A Different View of Stewardship: Tithing Our Time
- Mark Biller Sound Mind Investing
- 2011 13 Jul
I shouldn't have been surprised when my latest mental wrestling match coincided with the roar of the lawnmower engine, since my best thinking often happens there. A new exercise program was cramping my schedule, and the battle was raging to hammer out a workable daily routine.
Many of you can relate: up at 6 a.m. to exercise, then an eight-hour (plus a little) workday, home around 6 p.m. With eight hours of sleep a goal, that leaves four hours for everything else. Let's review that list: time with my wife, playing with my children, yard work, paying bills, small group church meetings, researching investments, upkeep on the house — you can add a dozen more items, and unfortunately so can I (without even including a rare Dodgers game on TV).
Notice anything conspicuously absent from my list? I did, and it was troubling me as I pushed the mower. Time with God. As I mowed, I compared the way I manage my finances with the way I manage my schedule, and I didn't like what I saw.
When my wife and I budget, the first item we write down is our tithe. We don't adjust our tithe to fit what's left after the bills are paid, we adjust our bills to fit what's left after our tithe is paid. I'd been approaching my schedule in exactly the opposite manner.

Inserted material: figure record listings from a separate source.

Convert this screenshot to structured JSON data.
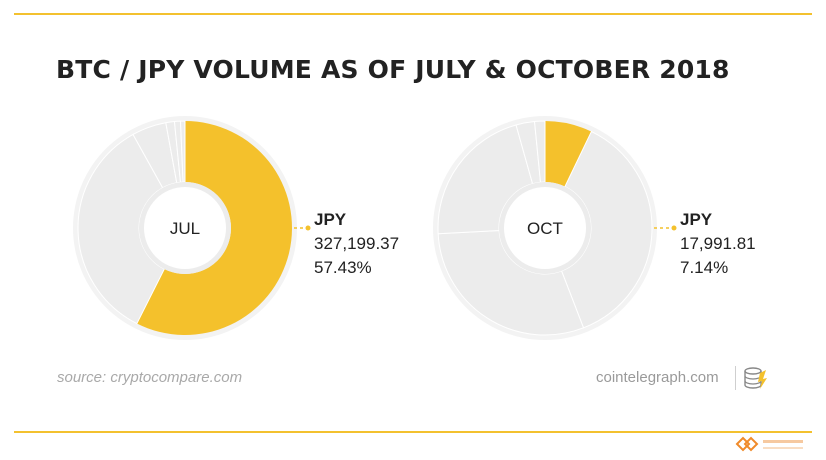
{
  "title": "BTC / JPY VOLUME AS OF JULY & OCTOBER 2018",
  "colors": {
    "accent": "#f4c12c",
    "slice": "#ececec",
    "slice_stroke": "#ffffff",
    "text": "#222222",
    "rule": "#f3c12f"
  },
  "footer": {
    "source": "source: cryptocompare.com",
    "credit": "cointelegraph.com"
  },
  "icons": [
    "coin-stack-logo-icon",
    "watermark-logo-icon"
  ],
  "chart_data": [
    {
      "type": "pie",
      "variant": "donut",
      "center_label": "JUL",
      "highlight": {
        "name": "JPY",
        "value": "327,199.37",
        "percent": "57.43%",
        "share": 57.43
      },
      "other_slices": [
        34.5,
        5.2,
        1.3,
        0.9,
        0.67
      ]
    },
    {
      "type": "pie",
      "variant": "donut",
      "center_label": "OCT",
      "highlight": {
        "name": "JPY",
        "value": "17,991.81",
        "percent": "7.14%",
        "share": 7.14
      },
      "other_slices": [
        37.0,
        30.0,
        21.5,
        2.8,
        1.56
      ]
    }
  ]
}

"But," I reasoned to myself, "I ought to be doing all these things as a good Christian husband and father." Christian and secular sources alike remind me regularly of my duties: I'm supposed to have meaningful conversation each evening and a weekly date night with my spouse, love to my kids is spelled t-i-m-e, exercise is critical to my long-term health, be mindful that social security may not be there when I retire, keep adding new professional skills, save for my daughter's education at a time when college costs are rocketing up. . .
"Seek ye first the kingdom," came the reply to the question I hadn't asked. "What?" was my impressive response. "Seek first his kingdom and his righteousness, and all these things will be added unto you."
As I kept pushing the mower, I got it. These responsibilities for my health, my marriage, my kids, my finances, my future — they aren't really mine. Sure, each deserves my best effort, but ultimately the outcomes aren't up to me. I started to see that stewardship is more than tithing and trusting God to provide for me financially. It doesn't "make sense" to give away money and then expect more than enough financially, but I have faith for that outcome when we're talking finances.
My difficulty is with time — I need to quit "making sense" of my schedule by giving time first to God, and then trusting Him for blessings in these other areas of my life that require my time. If God is faithful to provide for every material need, can't He also be trusted to meet every "time" need?
I believe He can, especially if we get our scheduling priorities right — make time first for His kingdom, then the rest can be "added unto" us.